American Water is proud to have more than 400 professionals working in the engineering function across our business, and many more that are using their engineering education or experience in a different capacity to support the company.  Its not unusual to talk to American Water employees in other parts of the business only to learn that they have an engineering degree or worked in engineering earlier in their career. Every day, each one of them plays a critical role in maintaining the reliable flow of water and wastewater services to homes and businesses across the country. In recognition of them, and the countless other engineers making a difference when it comes to our country’s infrastructure, we’ll share just some of the things they do to keep life flowing and the ways that we support them.

Engineering in water and wastewater utilities.

Engineers who work in water and wastewater services, such as those at American Water, have a wide range of responsibilities. These include, but are not limited to:

  1. Engineering planning studies: They evaluate water and wastewater system needs and develop engineering solutions to serve our customers.
  2. Project design: They develop innovative designs to build safe, resilient, and efficient infrastructure.
  3. Project oversight: They manage and supervise water and wastewater capital projects from start to finish.
  4. Process evaluations and technical support. They collaborate with operations to troubleshoot and provide support to address operational challenges and optimize our system performance.

The engineering teams across American Water have topical expertise in all aspects of water resources management, from developing sources of water supply through treatment and distribution, as well as wastewater collection and processing.  We also have expertise across a wide variety of engineering disciplines needed to deliver our capital program and support our operations, including process, site civil, mechanical, electrical, structural, hydrogeology, and construction, just to name a few. Overall, our engineers are creative, problem-solving, proactive and intuitive —they know how to work as a team and get the job done, no matter the situation.

Recognizing the need for gender and racial diversity in engineering.

For all the incredible work done by engineers around the globe, this particular field of work continues to struggle in one aspect: diversity.

According to the U.S. Census, the percentage of women working in engineering has increased over the past five decades, from 3% in 1970 to 15% in 2019. And, while this does show a positive trend for women in the field, it also reflects how the large gender disparity in STEM fields, including engineering, continues today.

People of color continue to be underrepresented in engineering as well, even in comparison to other STEM fields. According to a 2021 study from Pew Research, of all the STEM fields studied (including health, life science, math, physical science and computer-related work), engineering had the lowest percentage representation of Black Americans, the second lowest for Asian Americans and came in on-par for representation of Hispanic Americans. Meanwhile, the study found that 71% of engineers are white — topping all other STEM fields by at least three percent, the average for all STEM jobs by four percent, and the average for all jobs by eight percent.

American Water has made inclusion and diversity a priority across the board, including in engineering. Over the last several years we have made good progress in increasing the representation of women and people of color in engineering, including engineering management positions. But we know there is always room for improvement, and with that in mind, we’re hopeful we can help inspire the next generation of engineers and continue our journey to develop more diverse teams.

Looking for the next generation of engineers.

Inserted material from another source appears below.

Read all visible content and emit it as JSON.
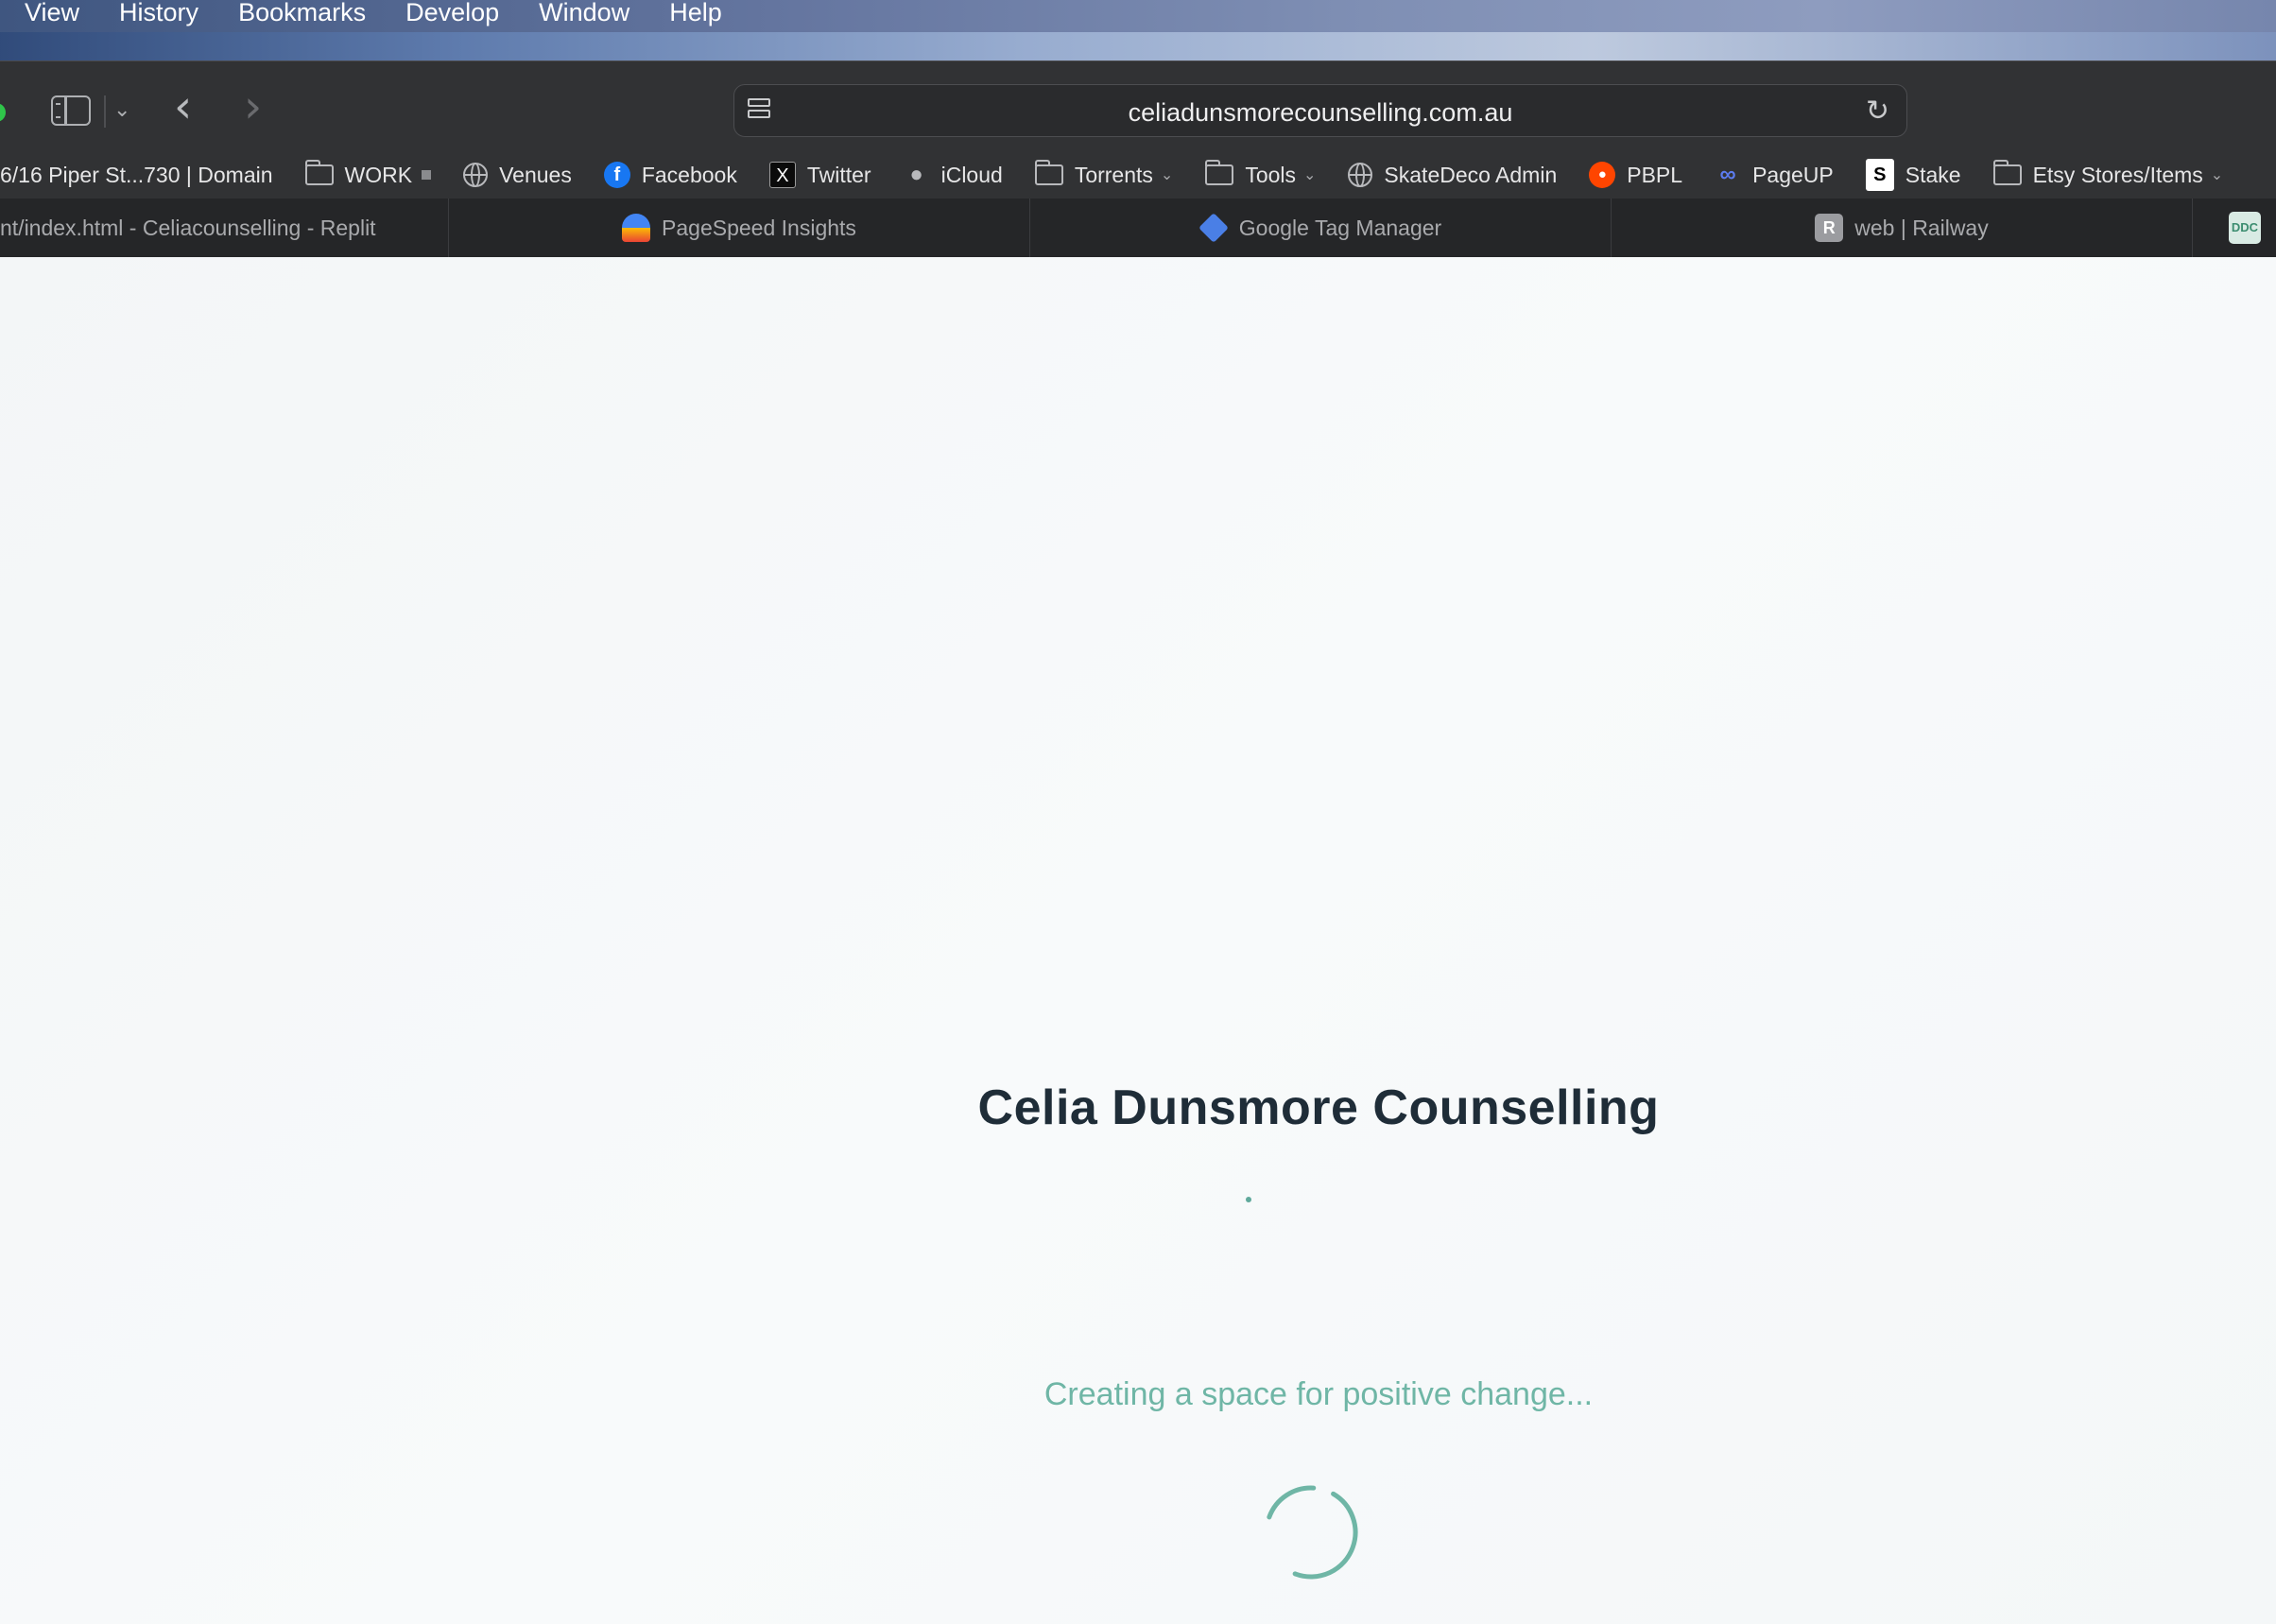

By knowing what the field has and what it needs, we can now look to the future. The National Society of Professional Engineers is dedicated to changing how the world views the engineering profession — putting emphasis on the creativity involved and the potential to make a difference in people’s lives through our everyday work.

At American Water, our hope is that, with increased awareness of what being an engineer means, combined with an increased emphasis on inclusion and diversity in the field, the next generation of engineers will represent a new age. One that carries the carries the skill and ability of the past, represents the current diversity of our communities across the nation and the communities we serve, and embraces future possibilities.